人類種ですら、国境を跨ぐだけで複雑怪奇に変化する言語と文化を持つ生命体。
ならば、そもそも位相や住む世界そのものが違った少女が、既存の文化を『常識』として学ぶ事は不可能である事は道理。
後付けで人の文化を学んだとて、それは他人の日記帳を読むようなもの。『理解』とは程遠い。

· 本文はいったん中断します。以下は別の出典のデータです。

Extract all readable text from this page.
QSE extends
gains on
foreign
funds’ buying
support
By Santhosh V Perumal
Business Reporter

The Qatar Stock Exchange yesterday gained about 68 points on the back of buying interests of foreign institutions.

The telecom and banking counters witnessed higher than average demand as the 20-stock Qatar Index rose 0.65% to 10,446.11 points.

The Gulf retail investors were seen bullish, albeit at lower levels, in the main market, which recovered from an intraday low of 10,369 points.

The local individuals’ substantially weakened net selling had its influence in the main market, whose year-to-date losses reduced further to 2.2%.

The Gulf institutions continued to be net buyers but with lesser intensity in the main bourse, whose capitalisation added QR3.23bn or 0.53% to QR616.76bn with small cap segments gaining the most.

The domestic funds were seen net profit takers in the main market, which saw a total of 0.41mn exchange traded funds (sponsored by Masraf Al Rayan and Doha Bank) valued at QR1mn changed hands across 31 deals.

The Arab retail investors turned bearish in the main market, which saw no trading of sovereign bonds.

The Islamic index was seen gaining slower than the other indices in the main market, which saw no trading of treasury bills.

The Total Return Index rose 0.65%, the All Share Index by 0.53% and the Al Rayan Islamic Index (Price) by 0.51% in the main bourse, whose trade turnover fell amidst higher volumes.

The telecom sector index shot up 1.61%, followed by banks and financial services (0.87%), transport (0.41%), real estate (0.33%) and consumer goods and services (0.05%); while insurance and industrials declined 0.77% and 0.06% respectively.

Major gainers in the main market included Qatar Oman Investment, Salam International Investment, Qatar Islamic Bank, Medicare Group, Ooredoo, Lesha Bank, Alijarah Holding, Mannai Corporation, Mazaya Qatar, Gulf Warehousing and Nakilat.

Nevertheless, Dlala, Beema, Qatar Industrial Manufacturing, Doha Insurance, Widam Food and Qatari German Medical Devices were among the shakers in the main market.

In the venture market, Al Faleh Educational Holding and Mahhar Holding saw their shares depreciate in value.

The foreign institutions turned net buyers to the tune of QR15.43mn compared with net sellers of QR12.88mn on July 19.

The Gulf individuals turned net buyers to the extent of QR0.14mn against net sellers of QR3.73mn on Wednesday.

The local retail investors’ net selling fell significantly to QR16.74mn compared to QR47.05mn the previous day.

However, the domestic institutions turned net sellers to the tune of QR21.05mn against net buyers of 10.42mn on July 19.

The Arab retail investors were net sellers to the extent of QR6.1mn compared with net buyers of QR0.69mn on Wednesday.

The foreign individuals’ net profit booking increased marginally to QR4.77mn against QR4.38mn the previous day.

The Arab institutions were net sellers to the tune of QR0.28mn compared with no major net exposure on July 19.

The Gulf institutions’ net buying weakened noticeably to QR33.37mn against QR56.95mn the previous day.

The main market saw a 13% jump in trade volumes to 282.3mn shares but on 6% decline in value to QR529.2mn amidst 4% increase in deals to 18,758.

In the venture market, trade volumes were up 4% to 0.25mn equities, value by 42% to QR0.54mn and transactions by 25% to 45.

魔術師と呼ばれる彼女が得意とするアストラルの運用……自分の精神世界との強い感応。
それは、自分の感情や芯と呼ばれる本質レベルの堅固な感情でなければ不可能なもの。
我道征矢とツェーク・ヘレムはお互いの思考を混ぜ合わせて、比翼連理に魔術の入り口に到達した。
だが、果たしてこの感情や芯の部分を自由自在に変化させる人間は、果たして同じ人間に括って良いのだろうか?
視点が違った。価値観が違った。生まれる場所を間違えた。
エリファを人として括ろうとした社会が間違っていた。
エリファの精神構造を真に見るのであれば、それは動物や植物に近い。
エリファが話す言葉は意味を持っているようで、その実なんの意味も持たない。
たまたま意味を持つ言葉の形として成立しているだけ。
天上の世界から零れ落ちたら結果として人類に害を齎す天災。それが
魔術災害・エリファ・ルイ・コンスタンである。